In deze uitspraak van het College van Beroep voor het bedrijfsleven op 4 mei 2021, betreft het een geschil tussen V.O.F. Veehouderij [naam 1] en de minister van Landbouw, Natuur en Voedselkwaliteit over het fosfaatrecht van de appellante. De minister had op 13 januari 2018 het fosfaatrecht vastgesteld op 6.376 kg, gebaseerd op de dieraantallen op 2 juli 2015. Appellante stelde dat het fosfaatrechtenstelsel haar onterecht benadeelt, vooral gezien de openhartoperatie van een van de vennoten en de noodzaak tot uitbreiding van het bedrijf. De minister verklaarde het bezwaar van appellante ongegrond, wat leidde tot beroep bij het College.
Tijdens de zitting op 8 maart 2021 zijn beide partijen niet verschenen. Het College oordeelde dat het fosfaatrechtenstelsel niet in strijd is met artikel 1 van het Eerste Protocol bij het Verdrag tot bescherming van de rechten van de mens en de fundamentele vrijheden. Het College concludeerde dat appellante niet aannemelijk heeft gemaakt dat het stelsel een individuele en buitensporige last oplegt. De investeringsbeslissingen van appellante werden als niet navolgbaar beschouwd, gezien het tijdstip van de investeringen en het ontbreken van een bedrijfseconomische noodzaak. De hartoperatie van de vennoot werd niet als voldoende reden gezien voor de uitbreiding van het bedrijf.

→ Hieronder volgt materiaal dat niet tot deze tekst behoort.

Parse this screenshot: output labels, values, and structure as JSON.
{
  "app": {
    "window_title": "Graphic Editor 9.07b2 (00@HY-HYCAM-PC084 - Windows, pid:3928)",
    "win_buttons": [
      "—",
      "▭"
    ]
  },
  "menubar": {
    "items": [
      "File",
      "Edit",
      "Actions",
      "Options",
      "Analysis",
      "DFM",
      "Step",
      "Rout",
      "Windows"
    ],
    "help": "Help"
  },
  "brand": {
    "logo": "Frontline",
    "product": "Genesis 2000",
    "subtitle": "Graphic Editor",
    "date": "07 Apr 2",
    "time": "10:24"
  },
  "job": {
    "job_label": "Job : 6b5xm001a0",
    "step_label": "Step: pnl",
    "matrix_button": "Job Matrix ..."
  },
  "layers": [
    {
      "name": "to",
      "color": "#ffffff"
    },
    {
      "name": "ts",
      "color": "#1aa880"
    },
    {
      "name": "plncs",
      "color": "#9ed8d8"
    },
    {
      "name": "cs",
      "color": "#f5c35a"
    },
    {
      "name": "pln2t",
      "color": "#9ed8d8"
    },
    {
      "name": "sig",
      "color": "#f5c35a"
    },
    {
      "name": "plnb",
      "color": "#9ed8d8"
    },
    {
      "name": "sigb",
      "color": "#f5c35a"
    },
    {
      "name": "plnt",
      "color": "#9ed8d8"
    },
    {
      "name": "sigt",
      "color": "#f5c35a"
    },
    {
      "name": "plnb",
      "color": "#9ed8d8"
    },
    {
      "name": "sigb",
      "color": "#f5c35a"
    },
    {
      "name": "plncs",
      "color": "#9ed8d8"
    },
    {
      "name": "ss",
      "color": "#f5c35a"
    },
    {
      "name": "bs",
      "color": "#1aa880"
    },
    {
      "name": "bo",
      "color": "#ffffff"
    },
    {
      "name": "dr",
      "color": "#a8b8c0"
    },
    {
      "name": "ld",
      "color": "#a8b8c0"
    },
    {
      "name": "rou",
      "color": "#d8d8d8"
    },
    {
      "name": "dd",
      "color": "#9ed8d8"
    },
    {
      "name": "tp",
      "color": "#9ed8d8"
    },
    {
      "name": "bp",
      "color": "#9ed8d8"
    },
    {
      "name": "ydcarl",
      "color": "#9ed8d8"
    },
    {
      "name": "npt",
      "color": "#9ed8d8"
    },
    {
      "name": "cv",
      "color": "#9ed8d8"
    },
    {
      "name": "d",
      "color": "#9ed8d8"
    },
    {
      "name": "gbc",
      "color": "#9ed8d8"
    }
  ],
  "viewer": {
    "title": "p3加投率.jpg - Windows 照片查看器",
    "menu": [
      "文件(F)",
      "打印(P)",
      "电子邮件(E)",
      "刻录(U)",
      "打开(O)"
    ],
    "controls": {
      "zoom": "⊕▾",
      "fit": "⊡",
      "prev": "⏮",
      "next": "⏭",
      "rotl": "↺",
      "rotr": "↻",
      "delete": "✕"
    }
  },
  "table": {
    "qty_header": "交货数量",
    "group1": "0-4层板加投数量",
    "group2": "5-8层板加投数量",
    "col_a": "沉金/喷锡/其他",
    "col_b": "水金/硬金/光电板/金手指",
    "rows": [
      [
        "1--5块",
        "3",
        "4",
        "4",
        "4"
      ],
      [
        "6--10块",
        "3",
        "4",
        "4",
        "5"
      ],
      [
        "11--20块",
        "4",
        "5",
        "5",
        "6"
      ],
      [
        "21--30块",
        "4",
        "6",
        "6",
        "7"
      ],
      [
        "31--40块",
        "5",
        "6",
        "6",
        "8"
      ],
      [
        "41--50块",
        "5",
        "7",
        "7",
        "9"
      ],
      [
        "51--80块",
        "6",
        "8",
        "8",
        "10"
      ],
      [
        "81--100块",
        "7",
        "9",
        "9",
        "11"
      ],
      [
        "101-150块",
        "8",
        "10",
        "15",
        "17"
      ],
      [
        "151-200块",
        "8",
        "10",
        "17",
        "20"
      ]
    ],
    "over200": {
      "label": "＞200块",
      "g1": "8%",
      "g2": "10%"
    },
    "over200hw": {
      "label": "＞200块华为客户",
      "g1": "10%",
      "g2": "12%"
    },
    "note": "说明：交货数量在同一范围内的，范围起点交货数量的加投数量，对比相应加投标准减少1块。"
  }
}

Het College oordeelde dat het bestreden besluit niet deugdelijk was gemotiveerd, maar dat appellante hierdoor niet benadeeld was. Het beroep werd ongegrond verklaard, maar het College bepaalde wel dat het griffierecht aan appellante moest worden vergoed en dat verweerder in de proceskosten moest worden veroordeeld.